Nondelegation
The U.S. Constitution provides that “All legislative Powers herein granted shall be vested in a Congress of the United States.” Today, however, the foremost source of rules governing private conduct at the federal level is not Congress, but administrative agencies. The U.S. Code is replete with provisions authorizing agencies to issue regulations carrying the force of federal law, a fact about which the federal judiciary seems largely unconcerned. But this was not always so. Prior to its New-Deal era jurisprudential shift, the U.S. Supreme Court at least purported to take seriously the Nondelegation Doctrine, a principle of constitutional law holding that Congress violates the separation of powers when it delegates authority so open-ended as to be essentially “legislative” in nature. However, since the mid-1930s, the Court, while never explicitly abandoning the Nondelegation Doctrine, has effectively weakened it to the point of irrelevancy.

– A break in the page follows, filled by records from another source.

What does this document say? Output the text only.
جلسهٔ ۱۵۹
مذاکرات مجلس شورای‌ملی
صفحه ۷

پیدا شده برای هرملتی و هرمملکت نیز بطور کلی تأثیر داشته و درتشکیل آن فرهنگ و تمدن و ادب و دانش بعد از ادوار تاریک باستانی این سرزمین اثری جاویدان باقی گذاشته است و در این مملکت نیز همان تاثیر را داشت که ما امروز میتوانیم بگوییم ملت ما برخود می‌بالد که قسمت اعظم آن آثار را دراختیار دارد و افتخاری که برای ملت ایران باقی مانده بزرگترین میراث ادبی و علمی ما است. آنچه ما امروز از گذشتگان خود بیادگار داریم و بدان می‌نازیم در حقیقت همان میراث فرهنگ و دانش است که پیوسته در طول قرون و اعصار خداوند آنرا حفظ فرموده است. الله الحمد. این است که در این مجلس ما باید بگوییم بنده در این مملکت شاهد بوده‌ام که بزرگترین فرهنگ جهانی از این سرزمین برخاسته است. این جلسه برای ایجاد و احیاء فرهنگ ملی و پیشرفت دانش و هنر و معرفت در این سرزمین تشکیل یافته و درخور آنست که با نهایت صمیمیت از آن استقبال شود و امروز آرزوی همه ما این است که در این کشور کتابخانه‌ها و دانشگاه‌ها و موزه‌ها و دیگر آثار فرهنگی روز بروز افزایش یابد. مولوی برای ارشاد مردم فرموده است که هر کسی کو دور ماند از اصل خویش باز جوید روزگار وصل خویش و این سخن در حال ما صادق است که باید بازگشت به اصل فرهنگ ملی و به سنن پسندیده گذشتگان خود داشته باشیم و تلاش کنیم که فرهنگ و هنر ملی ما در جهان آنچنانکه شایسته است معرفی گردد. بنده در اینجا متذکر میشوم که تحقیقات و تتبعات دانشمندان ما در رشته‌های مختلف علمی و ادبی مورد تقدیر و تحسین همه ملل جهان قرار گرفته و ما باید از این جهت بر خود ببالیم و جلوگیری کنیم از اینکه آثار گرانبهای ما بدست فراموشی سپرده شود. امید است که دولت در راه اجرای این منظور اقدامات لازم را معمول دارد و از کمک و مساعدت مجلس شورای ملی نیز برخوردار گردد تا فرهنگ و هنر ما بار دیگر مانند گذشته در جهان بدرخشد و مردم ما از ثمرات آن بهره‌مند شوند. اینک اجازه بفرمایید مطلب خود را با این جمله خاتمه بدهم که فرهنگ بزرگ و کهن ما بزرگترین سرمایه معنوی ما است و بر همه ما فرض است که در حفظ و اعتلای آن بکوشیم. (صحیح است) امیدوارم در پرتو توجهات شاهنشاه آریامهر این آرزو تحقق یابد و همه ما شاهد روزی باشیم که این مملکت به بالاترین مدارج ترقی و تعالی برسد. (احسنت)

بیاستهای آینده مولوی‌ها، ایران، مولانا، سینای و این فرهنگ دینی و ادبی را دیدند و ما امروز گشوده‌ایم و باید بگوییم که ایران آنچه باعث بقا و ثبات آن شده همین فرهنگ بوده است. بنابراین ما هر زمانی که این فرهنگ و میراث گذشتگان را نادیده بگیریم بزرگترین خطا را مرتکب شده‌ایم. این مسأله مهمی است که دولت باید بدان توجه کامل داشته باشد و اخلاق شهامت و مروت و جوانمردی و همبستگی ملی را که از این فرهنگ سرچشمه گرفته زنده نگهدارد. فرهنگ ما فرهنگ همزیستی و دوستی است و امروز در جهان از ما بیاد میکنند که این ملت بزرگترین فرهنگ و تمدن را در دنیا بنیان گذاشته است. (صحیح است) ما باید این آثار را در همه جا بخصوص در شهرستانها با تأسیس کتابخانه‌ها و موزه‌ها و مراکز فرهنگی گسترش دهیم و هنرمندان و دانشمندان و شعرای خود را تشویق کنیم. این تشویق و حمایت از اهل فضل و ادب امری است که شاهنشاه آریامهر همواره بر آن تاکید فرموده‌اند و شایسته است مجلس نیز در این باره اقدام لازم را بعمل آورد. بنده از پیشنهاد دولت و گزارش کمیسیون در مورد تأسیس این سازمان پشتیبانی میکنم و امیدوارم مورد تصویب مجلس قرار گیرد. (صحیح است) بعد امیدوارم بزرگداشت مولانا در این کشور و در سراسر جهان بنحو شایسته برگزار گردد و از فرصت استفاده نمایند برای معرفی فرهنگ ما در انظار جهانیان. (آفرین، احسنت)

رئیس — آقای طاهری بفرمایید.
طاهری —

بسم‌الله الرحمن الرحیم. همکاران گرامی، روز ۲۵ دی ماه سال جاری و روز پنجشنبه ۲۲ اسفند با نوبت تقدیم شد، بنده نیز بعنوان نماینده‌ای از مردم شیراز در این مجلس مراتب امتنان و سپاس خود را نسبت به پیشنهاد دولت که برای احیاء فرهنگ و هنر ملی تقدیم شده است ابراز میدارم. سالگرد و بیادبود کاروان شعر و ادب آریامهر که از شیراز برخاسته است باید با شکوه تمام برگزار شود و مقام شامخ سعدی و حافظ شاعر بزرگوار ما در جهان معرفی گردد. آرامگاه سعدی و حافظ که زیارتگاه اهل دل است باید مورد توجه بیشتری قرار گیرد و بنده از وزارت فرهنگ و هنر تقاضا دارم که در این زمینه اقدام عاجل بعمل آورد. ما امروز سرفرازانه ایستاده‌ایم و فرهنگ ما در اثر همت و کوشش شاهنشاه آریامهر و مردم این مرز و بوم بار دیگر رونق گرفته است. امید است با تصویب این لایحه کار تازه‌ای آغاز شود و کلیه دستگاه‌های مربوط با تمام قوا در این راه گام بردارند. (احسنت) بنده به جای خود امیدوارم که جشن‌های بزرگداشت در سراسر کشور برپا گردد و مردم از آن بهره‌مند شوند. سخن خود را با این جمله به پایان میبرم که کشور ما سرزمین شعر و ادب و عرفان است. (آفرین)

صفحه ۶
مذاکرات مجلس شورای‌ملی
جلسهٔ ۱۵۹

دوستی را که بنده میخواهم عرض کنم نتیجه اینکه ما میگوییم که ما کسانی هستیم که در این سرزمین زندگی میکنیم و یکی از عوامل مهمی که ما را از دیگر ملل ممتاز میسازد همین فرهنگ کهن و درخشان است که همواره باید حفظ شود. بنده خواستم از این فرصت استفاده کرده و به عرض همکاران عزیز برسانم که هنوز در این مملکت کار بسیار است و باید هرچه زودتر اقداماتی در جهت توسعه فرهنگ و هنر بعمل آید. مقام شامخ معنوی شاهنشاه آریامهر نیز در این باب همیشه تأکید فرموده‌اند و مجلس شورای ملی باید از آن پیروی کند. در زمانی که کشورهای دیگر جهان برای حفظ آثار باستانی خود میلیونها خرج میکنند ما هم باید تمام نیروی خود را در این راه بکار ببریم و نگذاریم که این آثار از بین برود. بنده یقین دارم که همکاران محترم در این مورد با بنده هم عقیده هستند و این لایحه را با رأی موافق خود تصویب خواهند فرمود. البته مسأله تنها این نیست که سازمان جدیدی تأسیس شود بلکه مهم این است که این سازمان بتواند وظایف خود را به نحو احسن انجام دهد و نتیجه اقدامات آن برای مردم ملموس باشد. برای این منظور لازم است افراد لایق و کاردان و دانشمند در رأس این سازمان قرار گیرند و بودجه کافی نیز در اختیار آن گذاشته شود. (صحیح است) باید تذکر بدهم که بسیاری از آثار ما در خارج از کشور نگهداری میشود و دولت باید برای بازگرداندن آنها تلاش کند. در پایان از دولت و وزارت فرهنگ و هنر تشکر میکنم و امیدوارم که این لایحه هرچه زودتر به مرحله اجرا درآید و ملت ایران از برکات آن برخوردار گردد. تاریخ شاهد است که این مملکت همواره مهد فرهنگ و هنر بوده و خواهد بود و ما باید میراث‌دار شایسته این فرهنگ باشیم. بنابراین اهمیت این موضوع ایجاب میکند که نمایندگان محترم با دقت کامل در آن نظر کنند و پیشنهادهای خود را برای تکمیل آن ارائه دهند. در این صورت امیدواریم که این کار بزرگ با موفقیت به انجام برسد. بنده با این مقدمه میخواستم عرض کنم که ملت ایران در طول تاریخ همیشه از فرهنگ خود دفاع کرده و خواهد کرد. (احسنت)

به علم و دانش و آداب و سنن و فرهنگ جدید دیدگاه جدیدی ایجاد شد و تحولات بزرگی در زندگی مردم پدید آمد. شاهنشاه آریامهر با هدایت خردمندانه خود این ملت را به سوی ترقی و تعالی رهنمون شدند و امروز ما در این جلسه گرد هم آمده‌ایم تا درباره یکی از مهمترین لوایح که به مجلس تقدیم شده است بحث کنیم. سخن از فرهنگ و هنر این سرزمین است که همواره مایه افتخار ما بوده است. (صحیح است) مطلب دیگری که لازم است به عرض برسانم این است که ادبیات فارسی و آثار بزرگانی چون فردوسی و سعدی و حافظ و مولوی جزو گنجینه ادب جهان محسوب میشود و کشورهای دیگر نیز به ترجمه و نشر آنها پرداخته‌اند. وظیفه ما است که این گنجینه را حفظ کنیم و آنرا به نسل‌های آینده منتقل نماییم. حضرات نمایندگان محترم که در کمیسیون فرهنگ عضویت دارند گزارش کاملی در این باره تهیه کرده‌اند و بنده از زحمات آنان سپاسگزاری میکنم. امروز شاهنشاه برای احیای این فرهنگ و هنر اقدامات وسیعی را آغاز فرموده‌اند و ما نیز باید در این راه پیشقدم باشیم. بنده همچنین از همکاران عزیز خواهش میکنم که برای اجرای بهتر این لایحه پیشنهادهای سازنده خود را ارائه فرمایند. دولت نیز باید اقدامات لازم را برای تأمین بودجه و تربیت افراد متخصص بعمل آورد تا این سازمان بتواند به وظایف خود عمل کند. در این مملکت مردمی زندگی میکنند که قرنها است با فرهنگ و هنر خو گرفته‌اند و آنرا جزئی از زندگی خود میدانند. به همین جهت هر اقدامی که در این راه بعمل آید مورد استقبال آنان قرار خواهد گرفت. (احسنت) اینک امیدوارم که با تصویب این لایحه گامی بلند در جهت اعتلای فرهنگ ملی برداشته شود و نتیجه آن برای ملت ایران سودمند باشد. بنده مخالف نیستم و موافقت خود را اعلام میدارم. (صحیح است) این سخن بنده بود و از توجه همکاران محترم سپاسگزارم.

Here, I argue that the Nondelegation Doctrine has a firm foundation in the Constitution’s original meaning. While several commentators have undertaken similar projects, I contribute to existing literature by compiling the scattered historical evidence into a single comprehensive account, including a considerable amount of evidence that seems to have been overlooked in prior scholarship; and by responding to historical analyses expressing the contrary view. I then devise a historically-grounded judicial test for determining whether an unlawful delegation has occurred. Next, I present an argument in favor of the Nondelegation Doctrine based on constitutional structure and policy considerations. Finally, in recognition of the potential disruption a revived Nondelegation Doctrine would present for our system of government, I propose and evaluate a few compromise approaches in which courts would enforce a limited form of the Nondelegation Doctrine without a total upheaval of the modern administrative state.